Дверь в мою комнату была открыта.
— Вон спала на твоем матраце, еще не застелила, — сказала за моей спиной мама, — а то в той комнате клопы. Представь, ползут от соседей. Керосином морила — не реагируют.
Синее ватное одеяло сползло к полу, смятая простыня задралась, обнажив старый полосатый матрац. Мне была неприятна его нагота. И укололо: не ждали меня, не прибрались в моей комнате, хоть и знали — со дня на день приеду.
Я обернулась на звук шагов. Из-за маминой спины возникла невестка, Люся, я рванулась к ней. Оберегая большой живот, она протянула ко мне длинные руки и, обхватив за шею, притянула к себе мою голову и ткнулась губами. Лицо у нее было желтоватое, с припухлостями на скулах. Губы, по-ребячьи шершавые, лупились. На высокой белой шее напряглись жилки. Отведя меня в сторону, поделилась:
— Если бы сейчас выходила замуж, то только за человека лет на десять старше меня, — в назидание себе да и всем женщинам с ходу сказала она, и я оказалась лицом к лицу с назревающей здесь еще одной трагедией. Виновник ее, мой старший брат, был лет на пять моложе жены.
Мы стояли у окна, а с улицы доносился сквозь стекло цокот: конная милиция на рысях направлялась по нашему Ленинградскому шоссе к стадиону «Динамо». Я всегда любила этот бодрый цокот. Но сейчас вдруг он отозвался во мне странной, острой тревогой. Может, это было предчувствие испытаний жизнью без войны и неготовности к ним.
Когда я с полотенцем вернулась из ванной, вытирая лицо и руки, жена брата продолжала стоять на том же месте, боком к окну, и на фоне окна ее четкий силуэт с огромным, выпирающим животом казался устрашающе неправдоподобным. Мне стало не по себе.
Как же далека я была от этой почужавшей комнаты, от этих почужавших людей! Все еще оставалась где-то на отшибе, не способная внять простоте и неуклонности круговорота жизни.
Младший братишка ворвался в квартиру с взволнованным гулом — кто-то из оповещенных мамой соседей, повстречав его на лестнице, сказал обо мне. Я выбежала в коридор. Он всплеснул руками. А ведь знал: вот-вот приеду, а все равно врасплох. Мы обнялись и пошли в комнату.
Он подрос с тех пор, как я последний раз его видела, но мог бы быть повыше ростом — не хватило на то калорий голодным военным годам его детства.
В начале войны ему исполнилось тринадцать.

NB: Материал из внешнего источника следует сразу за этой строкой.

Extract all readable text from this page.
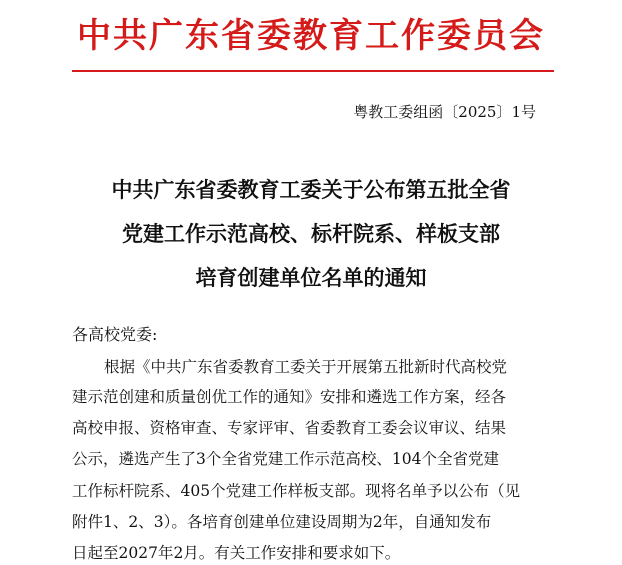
中共广东省委教育工作委员会
粤教工委组函〔2025〕1号
中共广东省委教育工委关于公布第五批全省
党建工作示范高校、标杆院系、样板支部
培育创建单位名单的通知
各高校党委:
根据《中共广东省委教育工委关于开展第五批新时代高校党
建示范创建和质量创优工作的通知》安排和遴选工作方案，经各
高校申报、资格审查、专家评审、省委教育工委会议审议、结果
公示，遴选产生了3个全省党建工作示范高校、104个全省党建
工作标杆院系、405个党建工作样板支部。现将名单予以公布（见
附件1、2、3）。各培育创建单位建设周期为2年，自通知发布
日起至2027年2月。有关工作安排和要求如下。
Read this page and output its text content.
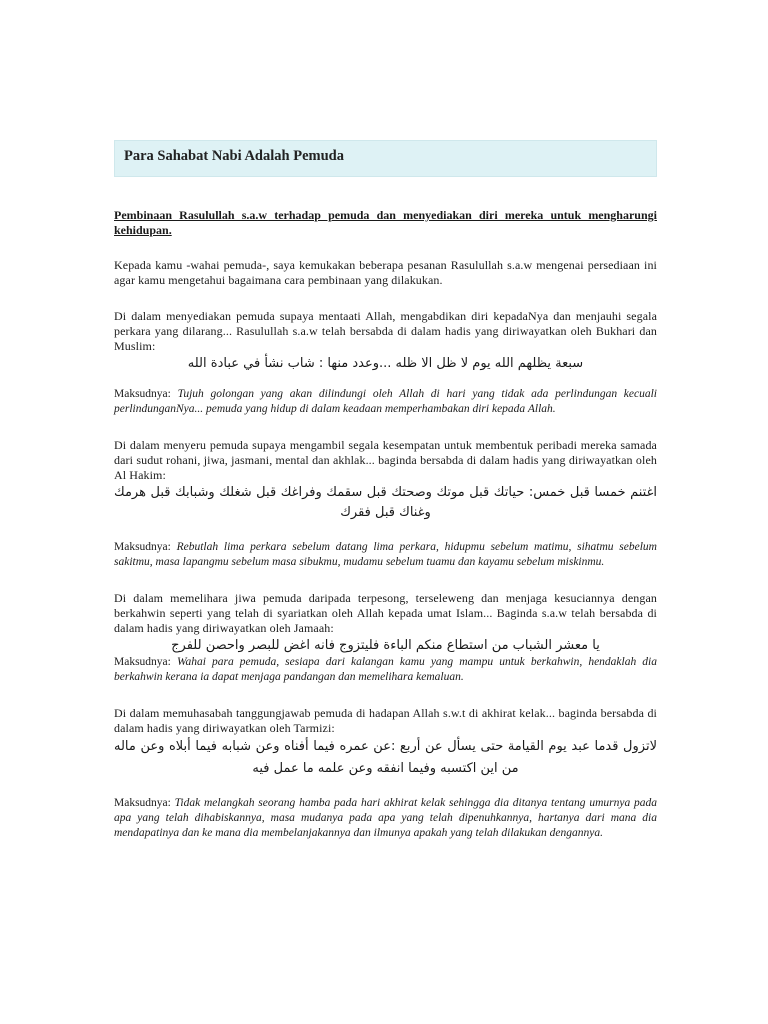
Para Sahabat Nabi Adalah Pemuda
Pembinaan Rasulullah s.a.w terhadap pemuda dan menyediakan diri mereka untuk mengharungi kehidupan.

Kepada kamu -wahai pemuda-, saya kemukakan beberapa pesanan Rasulullah s.a.w mengenai persediaan ini agar kamu mengetahui bagaimana cara pembinaan yang dilakukan.

Di dalam menyediakan pemuda supaya mentaati Allah, mengabdikan diri kepadaNya dan menjauhi segala perkara yang dilarang... Rasulullah s.a.w telah bersabda di dalam hadis yang diriwayatkan oleh Bukhari dan Muslim:

سبعة يظلهم الله يوم لا ظل الا ظله ...وعدد منها : شاب نشأ في عبادة الله

Maksudnya: Tujuh golongan yang akan dilindungi oleh Allah di hari yang tidak ada perlindungan kecuali perlindunganNya... pemuda yang hidup di dalam keadaan memperhambakan diri kepada Allah.

Di dalam menyeru pemuda supaya mengambil segala kesempatan untuk membentuk peribadi mereka samada dari sudut rohani, jiwa, jasmani, mental dan akhlak... baginda bersabda di dalam hadis yang diriwayatkan oleh Al Hakim:

اغتنم خمسا قبل خمس: حياتك قبل موتك وصحتك قبل سقمك وفراغك قبل شغلك وشبابك قبل هرمك وغناك قبل فقرك

Maksudnya: Rebutlah lima perkara sebelum datang lima perkara, hidupmu sebelum matimu, sihatmu sebelum sakitmu, masa lapangmu sebelum masa sibukmu, mudamu sebelum tuamu dan kayamu sebelum miskinmu.

Di dalam memelihara jiwa pemuda daripada terpesong, terseleweng dan menjaga kesuciannya dengan berkahwin seperti yang telah di syariatkan oleh Allah kepada umat Islam... Baginda s.a.w telah bersabda di dalam hadis yang diriwayatkan oleh Jamaah:

يا معشر الشباب من استطاع منكم الباءة فليتزوج فانه اغض للبصر واحصن للفرج

Maksudnya: Wahai para pemuda, sesiapa dari kalangan kamu yang mampu untuk berkahwin, hendaklah dia berkahwin kerana ia dapat menjaga pandangan dan memelihara kemaluan.

Di dalam memuhasabah tanggungjawab pemuda di hadapan Allah s.w.t di akhirat kelak... baginda bersabda di dalam hadis yang diriwayatkan oleh Tarmizi:

لاتزول قدما عبد يوم القيامة حتى يسأل عن أربع :عن عمره فيما أفناه وعن شبابه فيما أبلاه وعن ماله من اين اكتسبه وفيما انفقه وعن علمه ما عمل فيه

Maksudnya: Tidak melangkah seorang hamba pada hari akhirat kelak sehingga dia ditanya tentang umurnya pada apa yang telah dihabiskannya, masa mudanya pada apa yang telah dipenuhkannya, hartanya dari mana dia mendapatinya dan ke mana dia membelanjakannya dan ilmunya apakah yang telah dilakukan dengannya.
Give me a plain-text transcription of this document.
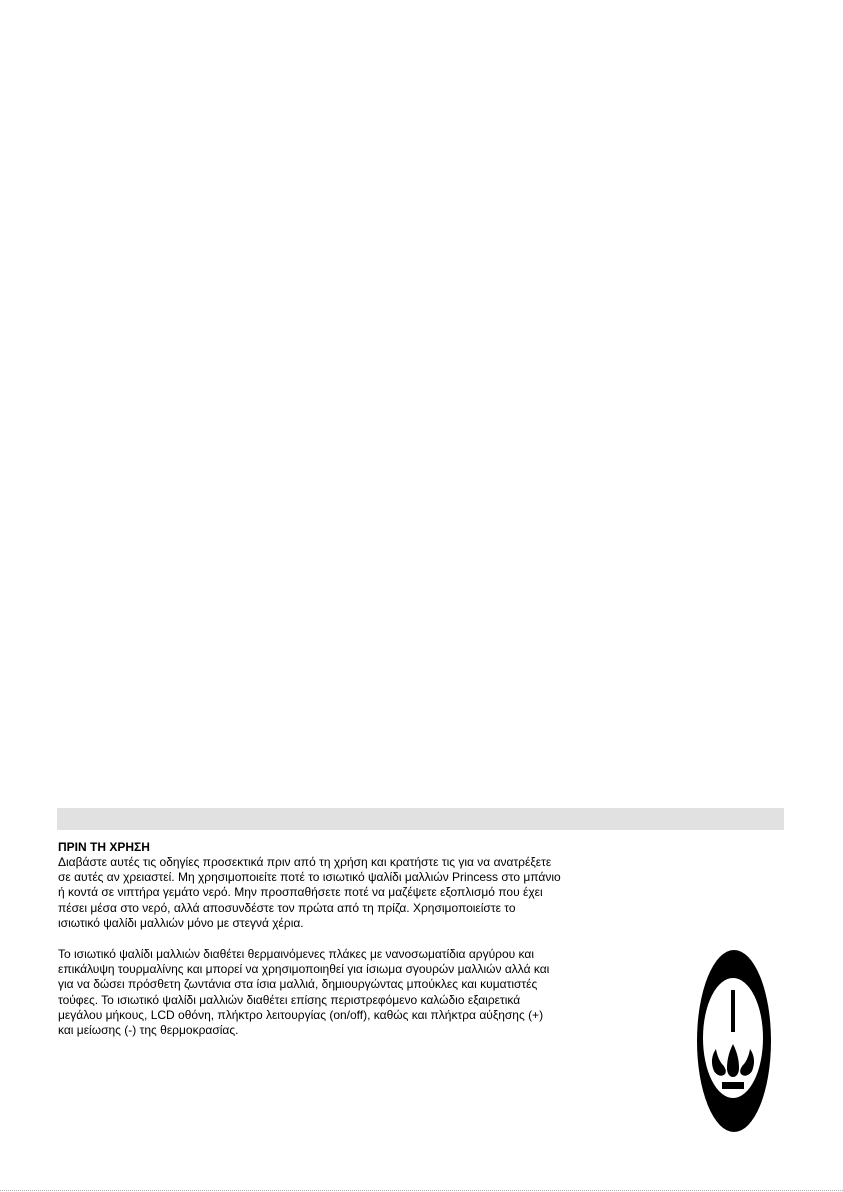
ΠΡΙΝ ΤΗ ΧΡΗΣΗ

Διαβάστε αυτές τις οδηγίες προσεκτικά πριν από τη χρήση και κρατήστε τις για να ανατρέξετε
σε αυτές αν χρειαστεί. Μη χρησιμοποιείτε ποτέ το ισιωτικό ψαλίδι μαλλιών Princess στο μπάνιο
ή κοντά σε νιπτήρα γεμάτο νερό. Μην προσπαθήσετε ποτέ να μαζέψετε εξοπλισμό που έχει
πέσει μέσα στο νερό, αλλά αποσυνδέστε τον πρώτα από τη πρίζα. Χρησιμοποιείστε το
ισιωτικό ψαλίδι μαλλιών μόνο με στεγνά χέρια.

Το ισιωτικό ψαλίδι μαλλιών διαθέτει θερμαινόμενες πλάκες με νανοσωματίδια αργύρου και
επικάλυψη τουρμαλίνης και μπορεί να χρησιμοποιηθεί για ίσιωμα σγουρών μαλλιών αλλά και
για να δώσει πρόσθετη ζωντάνια στα ίσια μαλλιά, δημιουργώντας μπούκλες και κυματιστές
τούφες. Το ισιωτικό ψαλίδι μαλλιών διαθέτει επίσης περιστρεφόμενο καλώδιο εξαιρετικά
μεγάλου μήκους, LCD οθόνη, πλήκτρο λειτουργίας (on/off), καθώς και πλήκτρα αύξησης (+)
και μείωσης (-) της θερμοκρασίας.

Детей предписано было вывозить из Москвы. Он оказался в срочно сколоченном в районе чужом пионеротряде, отправленном в Тульскую область, село Клемово Серебряно-Прудского района, п/о Косяево. Таков обратный адрес на сохранившихся открытках, написанных карандашными ломаными буквами.
«Здравствуйте, дорогие мои! Почему вы не пишете?